Celia menjejak keras di udara, lima bongkahan berupa air yang diselubungi bara api melingkar di belakangnya layaknya korona. Dia segera mengarahkan bongkahan itu untuk menghujani Lizbeth. Lizbeth masih sempat mengelak, dia pun mulai berlari dan menangkis bongkahan-bongkahan itu hingga baranya jatuh ke tanah dan mengepul. Celia dengan cepat cepat dia sudah menembakkan sihir berikutnya ketika dia menapak lagi di rumput ketika Lizbeth sibuk menangkal hujan bongkahan.

Sharon mengerjap, bongkahan di sekitar Lizbeth tidak jatuh beraturan, lagi mereka segera menyala ketika Celia mengayunkan tongkat sihirnya saat Lizbeth masih merapal perlindungannya.

"Api!"

Kabut di sekitar mereka berubah menjadi hawa panas yang membuat Lizbeth mengaduh. Sebuah lingkaran berpendar terbentuk di arena mereka, dan sesaat mata hijau Celia seperti menyala merah karena konsentrasi penggunaan sihirnya.

"Air!"

Mendadak temperatur yang tinggi tadi turun drastis, dan Lizbeth tidak menyangka bulir-bulir dari kabut itu bisa berubah menjadi jarum-jarum halus nan tajam yang menguncinya di tempat. Masing-masing jarum itu tidak ada yang mengenai kulitnya, tapi kalau dia salah bergerak, dia akan terluka.

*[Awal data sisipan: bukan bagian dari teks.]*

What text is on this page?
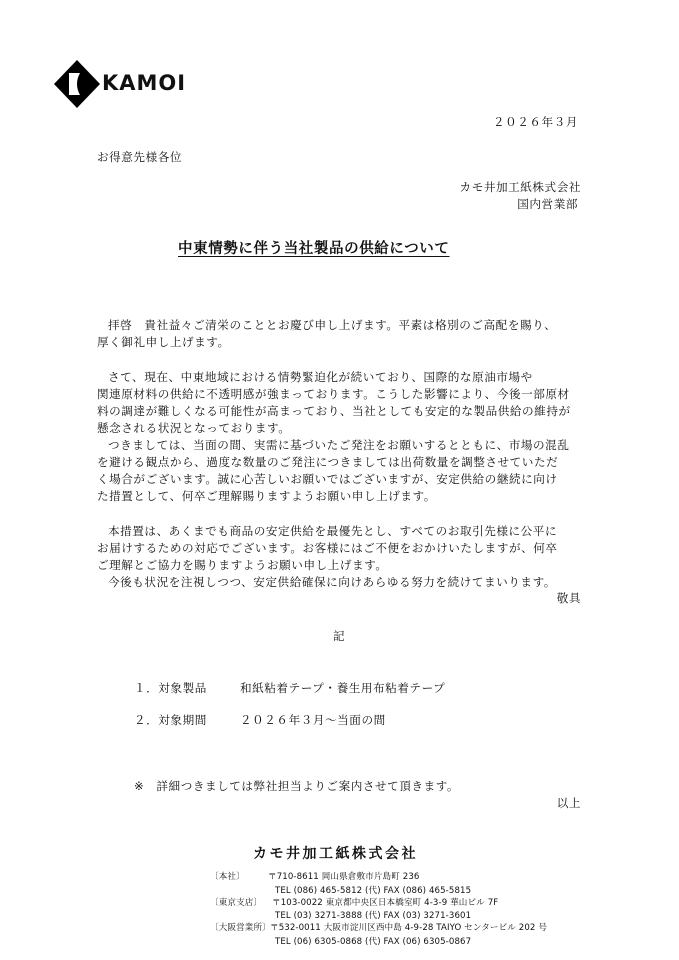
KAMOI
２０２６年３月
お得意先様各位
カモ井加工紙株式会社
国内営業部
中東情勢に伴う当社製品の供給について
拝啓　貴社益々ご清栄のこととお慶び申し上げます。平素は格別のご高配を賜り、
厚く御礼申し上げます。
さて、現在、中東地域における情勢緊迫化が続いており、国際的な原油市場や
関連原材料の供給に不透明感が強まっております。こうした影響により、今後一部原材
料の調達が難しくなる可能性が高まっており、当社としても安定的な製品供給の維持が
懸念される状況となっております。
つきましては、当面の間、実需に基づいたご発注をお願いするとともに、市場の混乱
を避ける観点から、過度な数量のご発注につきましては出荷数量を調整させていただ
く場合がございます。誠に心苦しいお願いではございますが、安定供給の継続に向け
た措置として、何卒ご理解賜りますようお願い申し上げます。
本措置は、あくまでも商品の安定供給を最優先とし、すべてのお取引先様に公平に
お届けするための対応でございます。お客様にはご不便をおかけいたしますが、何卒
ご理解とご協力を賜りますようお願い申し上げます。
今後も状況を注視しつつ、安定供給確保に向けあらゆる努力を続けてまいります。
敬具
記
１．対象製品	和紙粘着テープ・養生用布粘着テープ
２．対象期間	２０２６年３月～当面の間
※　詳細つきましては弊社担当よりご案内させて頂きます。
以上
カモ井加工紙株式会社
〔本社〕	〒710-8611 岡山県倉敷市片島町 236
TEL (086) 465-5812 (代) FAX (086) 465-5815
〔東京支店〕 〒103-0022 東京都中央区日本橋室町 4-3-9 華山ビル 7F
TEL (03) 3271-3888 (代) FAX (03) 3271-3601
〔大阪営業所〕 〒532-0011 大阪市淀川区西中島 4-9-28 TAIYO センタービル 202 号
TEL (06) 6305-0868 (代) FAX (06) 6305-0867
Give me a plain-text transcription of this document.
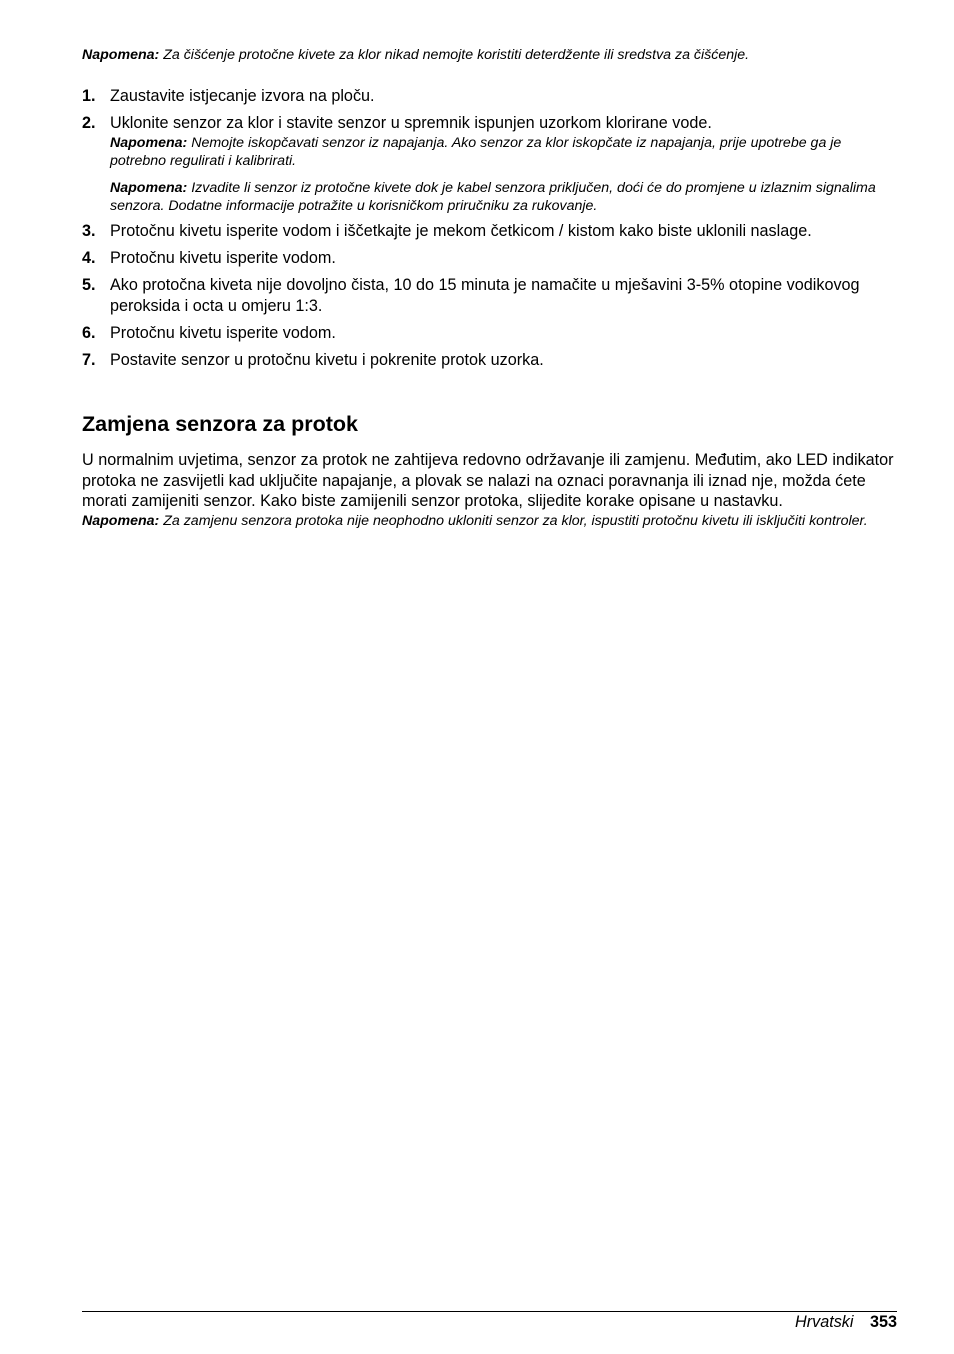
Napomena: Za čišćenje protočne kivete za klor nikad nemojte koristiti deterdžente ili sredstva za čišćenje.

1. Zaustavite istjecanje izvora na ploču.

2. Uklonite senzor za klor i stavite senzor u spremnik ispunjen uzorkom klorirane vode.

Napomena: Nemojte iskopčavati senzor iz napajanja. Ako senzor za klor iskopčate iz napajanja, prije upotrebe ga je potrebno regulirati i kalibrirati.

Napomena: Izvadite li senzor iz protočne kivete dok je kabel senzora priključen, doći će do promjene u izlaznim signalima senzora. Dodatne informacije potražite u korisničkom priručniku za rukovanje.

3. Protočnu kivetu isperite vodom i iščetkajte je mekom četkicom / kistom kako biste uklonili naslage.

4. Protočnu kivetu isperite vodom.

5. Ako protočna kiveta nije dovoljno čista, 10 do 15 minuta je namačite u mješavini 3-5% otopine vodikovog peroksida i octa u omjeru 1:3.

6. Protočnu kivetu isperite vodom.

7. Postavite senzor u protočnu kivetu i pokrenite protok uzorka.

Zamjena senzora za protok

U normalnim uvjetima, senzor za protok ne zahtijeva redovno održavanje ili zamjenu. Međutim, ako LED indikator protoka ne zasvijetli kad uključite napajanje, a plovak se nalazi na oznaci poravnanja ili iznad nje, možda ćete morati zamijeniti senzor. Kako biste zamijenili senzor protoka, slijedite korake opisane u nastavku.

Napomena: Za zamjenu senzora protoka nije neophodno ukloniti senzor za klor, ispustiti protočnu kivetu ili isključiti kontroler.

Hrvatski 353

Bola pengawas berkedip dua kali dalam sinar jingga, "Pemenang, Celia Gawaine. Waktu duel. Satu menit. Dua puluh dua detik."

Celia segera menurunkan tongkat sihirnya dan penjara di sekitar Lizbeth sirna. Dia menutup kedua kakinya dan kembali membungkuk santun, matanya masih berpendar merah menyala, senyum kecilnya yang khas jadi terlihat menakutkan sampai Lisbeth sendiri bergidik.

Baik dia dan Nadia terlalu fokus menonton sampai mereka tidak sadar sudah banyak orang berkumpul di pelataran tempat duel itu. Masing-masing mereka hanya bisa menatap Celia yang berjalan kembali ke arah Sharon dan Nadia tanpa mengedip, sementara Lizbeth yang awalnya berdiri mematung karena syok mulai terduduk berlutut di atas rumput.

"Ke kantin yuk, aku mau boba." ucap Celia ke mereka dengan nada lemas nan normal. "Kelasmu belum mulai 'kan, Nadia?"

Nadia sekedar mengangguk, dan mereka bertiga meninggalkan pelataran itu, membiarkan semua pasang mata yang menonton terbelalak tidak percaya sudah melihat sebuah duel singkat yang mungkin tak akan mereka lupakan selama beberapa lama.